The above colors are basic. However, in practice there are other shades, which sometimes confuses users.

Wire marking

Wire marking is the application of a specific mark to their outer surface to indicate the required characteristics. Marking can be in the form of color markings, inscriptions (numbers and letters), labels or tags.

Important! Letter or numerical markings indicate the material of the shell and cores, cross-sectional area, number of cores inside and other parameters. The red wire indicates the positive phase or plus

You can remember it by the name “Red Cross”. Black corresponds to negative phase

The red wire indicates the positive phase or plus. You can remember it by the name “Red Cross”. Black corresponds to the negative phase.

But this designation does not always work: the colors may be different, for example, green and blue, or absent altogether. There are many more colors in three-phase wires:

• The phase is indicated by red, orange, purple or gray colors:
• Neutral - blue or white-blue;
• Grounding - stripes of green or yellow colors.

To avoid mistakes during installation, if in doubt, it is better to check the polarity in advance.

Wire Classification Options

The typical cable name contains letters and numbers.

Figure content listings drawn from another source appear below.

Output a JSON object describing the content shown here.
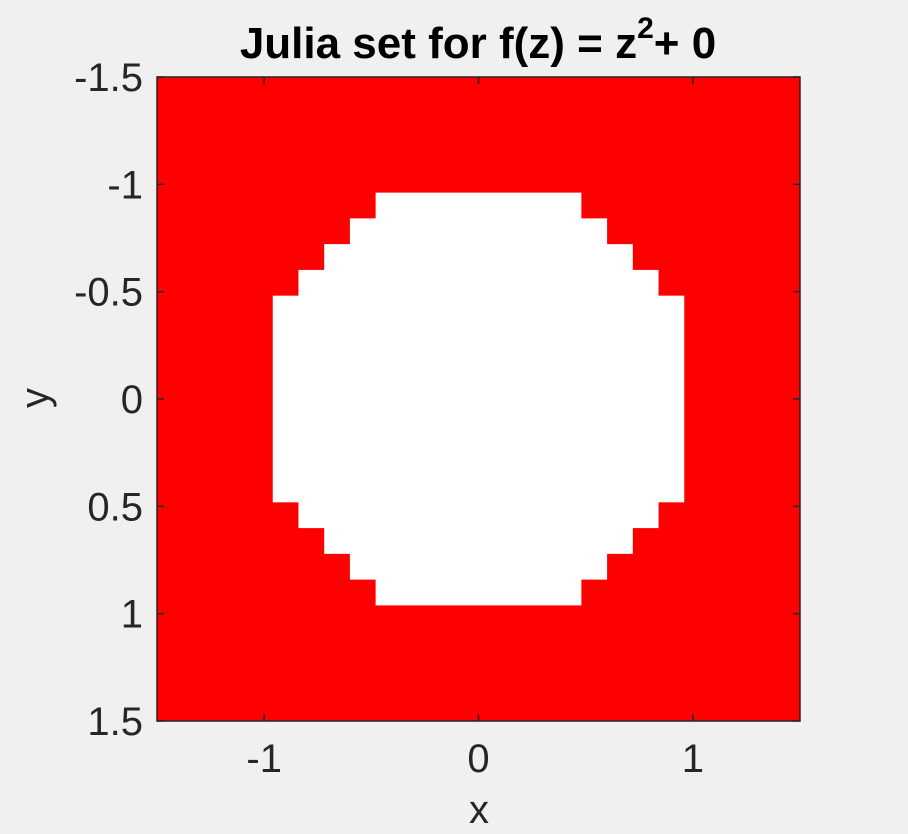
{
  "chart_data": {
    "type": "heatmap",
    "title": {
      "prefix": "Julia set for f(z) = z",
      "exponent": "2",
      "suffix": "+ 0"
    },
    "xlabel": "x",
    "ylabel": "y",
    "xlim": [
      -1.5,
      1.5
    ],
    "ylim": [
      -1.5,
      1.5
    ],
    "y_axis_direction": "reversed",
    "grid": false,
    "legend": "none",
    "x_ticks": [
      {
        "value": -1,
        "label": "-1"
      },
      {
        "value": 0,
        "label": "0"
      },
      {
        "value": 1,
        "label": "1"
      }
    ],
    "y_ticks": [
      {
        "value": -1.5,
        "label": "-1.5"
      },
      {
        "value": -1,
        "label": "-1"
      },
      {
        "value": -0.5,
        "label": "-0.5"
      },
      {
        "value": 0,
        "label": "0"
      },
      {
        "value": 0.5,
        "label": "0.5"
      },
      {
        "value": 1,
        "label": "1"
      },
      {
        "value": 1.5,
        "label": "1.5"
      }
    ],
    "colors": {
      "escaped": "#ff0000",
      "bounded": "#ffffff",
      "axes_frame": "#262626",
      "figure_background": "#f0f0f0"
    },
    "bounded_region_rows": [
      {
        "y_range": [
          -0.96,
          -0.84
        ],
        "x_range": [
          -0.48,
          0.48
        ]
      },
      {
        "y_range": [
          -0.84,
          -0.72
        ],
        "x_range": [
          -0.6,
          0.6
        ]
      },
      {
        "y_range": [
          -0.72,
          -0.6
        ],
        "x_range": [
          -0.72,
          0.72
        ]
      },
      {
        "y_range": [
          -0.6,
          -0.48
        ],
        "x_range": [
          -0.84,
          0.84
        ]
      },
      {
        "y_range": [
          -0.48,
          0.48
        ],
        "x_range": [
          -0.96,
          0.96
        ]
      },
      {
        "y_range": [
          0.48,
          0.6
        ],
        "x_range": [
          -0.84,
          0.84
        ]
      },
      {
        "y_range": [
          0.6,
          0.72
        ],
        "x_range": [
          -0.72,
          0.72
        ]
      },
      {
        "y_range": [
          0.72,
          0.84
        ],
        "x_range": [
          -0.6,
          0.6
        ]
      },
      {
        "y_range": [
          0.84,
          0.96
        ],
        "x_range": [
          -0.48,
          0.48
        ]
      }
    ]
  }
}
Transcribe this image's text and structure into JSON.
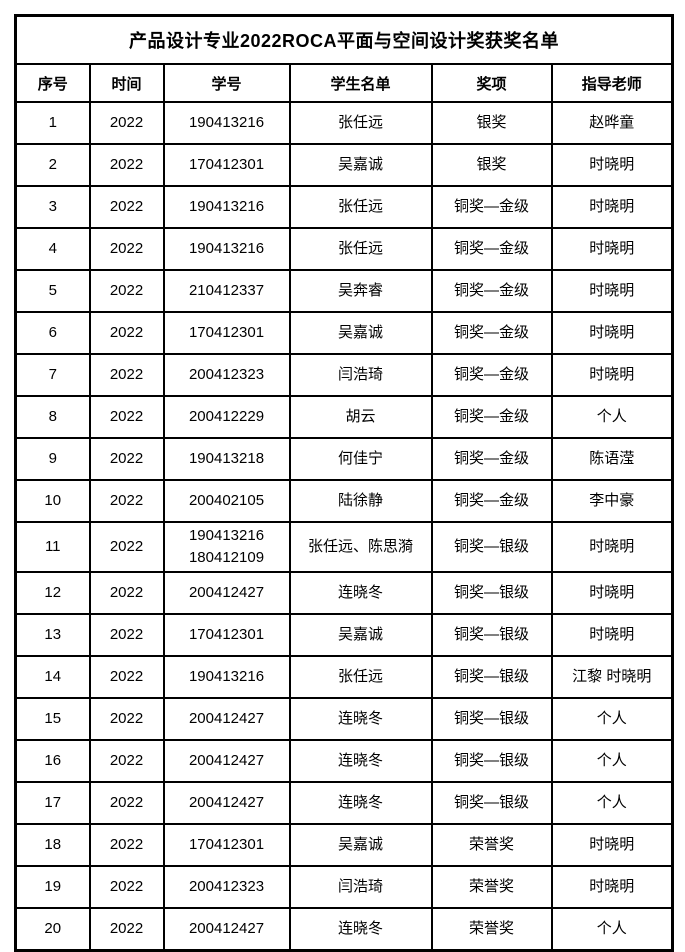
{
  "table": {
    "title": "产品设计专业2022ROCA平面与空间设计奖获奖名单",
    "columns": [
      {
        "key": "no",
        "label": "序号"
      },
      {
        "key": "year",
        "label": "时间"
      },
      {
        "key": "student_id",
        "label": "学号"
      },
      {
        "key": "name",
        "label": "学生名单"
      },
      {
        "key": "award",
        "label": "奖项"
      },
      {
        "key": "teacher",
        "label": "指导老师"
      }
    ],
    "rows": [
      {
        "no": "1",
        "year": "2022",
        "student_id": "190413216",
        "name": "张任远",
        "award": "银奖",
        "teacher": "赵晔童"
      },
      {
        "no": "2",
        "year": "2022",
        "student_id": "170412301",
        "name": "吴嘉诚",
        "award": "银奖",
        "teacher": "时晓明"
      },
      {
        "no": "3",
        "year": "2022",
        "student_id": "190413216",
        "name": "张任远",
        "award": "铜奖—金级",
        "teacher": "时晓明"
      },
      {
        "no": "4",
        "year": "2022",
        "student_id": "190413216",
        "name": "张任远",
        "award": "铜奖—金级",
        "teacher": "时晓明"
      },
      {
        "no": "5",
        "year": "2022",
        "student_id": "210412337",
        "name": "吴奔睿",
        "award": "铜奖—金级",
        "teacher": "时晓明"
      },
      {
        "no": "6",
        "year": "2022",
        "student_id": "170412301",
        "name": "吴嘉诚",
        "award": "铜奖—金级",
        "teacher": "时晓明"
      },
      {
        "no": "7",
        "year": "2022",
        "student_id": "200412323",
        "name": "闫浩琦",
        "award": "铜奖—金级",
        "teacher": "时晓明"
      },
      {
        "no": "8",
        "year": "2022",
        "student_id": "200412229",
        "name": "胡云",
        "award": "铜奖—金级",
        "teacher": "个人"
      },
      {
        "no": "9",
        "year": "2022",
        "student_id": "190413218",
        "name": "何佳宁",
        "award": "铜奖—金级",
        "teacher": "陈语滢"
      },
      {
        "no": "10",
        "year": "2022",
        "student_id": "200402105",
        "name": "陆徐静",
        "award": "铜奖—金级",
        "teacher": "李中豪"
      },
      {
        "no": "11",
        "year": "2022",
        "student_id": [
          "190413216",
          "180412109"
        ],
        "name": "张任远、陈思漪",
        "award": "铜奖—银级",
        "teacher": "时晓明"
      },
      {
        "no": "12",
        "year": "2022",
        "student_id": "200412427",
        "name": "连晓冬",
        "award": "铜奖—银级",
        "teacher": "时晓明"
      },
      {
        "no": "13",
        "year": "2022",
        "student_id": "170412301",
        "name": "吴嘉诚",
        "award": "铜奖—银级",
        "teacher": "时晓明"
      },
      {
        "no": "14",
        "year": "2022",
        "student_id": "190413216",
        "name": "张任远",
        "award": "铜奖—银级",
        "teacher": "江黎 时晓明"
      },
      {
        "no": "15",
        "year": "2022",
        "student_id": "200412427",
        "name": "连晓冬",
        "award": "铜奖—银级",
        "teacher": "个人"
      },
      {
        "no": "16",
        "year": "2022",
        "student_id": "200412427",
        "name": "连晓冬",
        "award": "铜奖—银级",
        "teacher": "个人"
      },
      {
        "no": "17",
        "year": "2022",
        "student_id": "200412427",
        "name": "连晓冬",
        "award": "铜奖—银级",
        "teacher": "个人"
      },
      {
        "no": "18",
        "year": "2022",
        "student_id": "170412301",
        "name": "吴嘉诚",
        "award": "荣誉奖",
        "teacher": "时晓明"
      },
      {
        "no": "19",
        "year": "2022",
        "student_id": "200412323",
        "name": "闫浩琦",
        "award": "荣誉奖",
        "teacher": "时晓明"
      },
      {
        "no": "20",
        "year": "2022",
        "student_id": "200412427",
        "name": "连晓冬",
        "award": "荣誉奖",
        "teacher": "个人"
      }
    ]
  },
  "colors": {
    "background": "#ffffff",
    "border": "#000000",
    "text": "#000000"
  }
}
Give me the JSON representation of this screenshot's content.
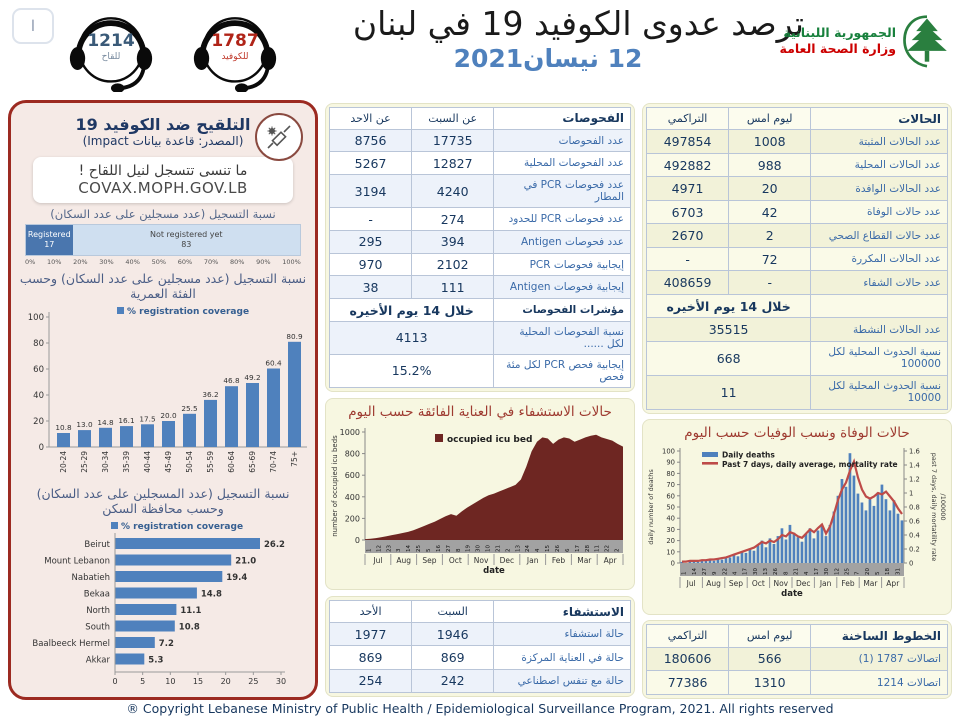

By decoding these symbols you can find out the main characteristics of products in this category:

• conductor (shell) materials;
• number of cores;
• cross-sectional area;
• Extra options.

Standard designation according to GOST

Example of decoding (AVBbv-ng):

• A – the core is made of aluminum (copper is not marked);
• B – insulating shells are made of PVC;
• BB – protection against mechanical damage, made of steel tape without a damping gasket;
• ng – components that prevent combustion have been added to the polymer shell.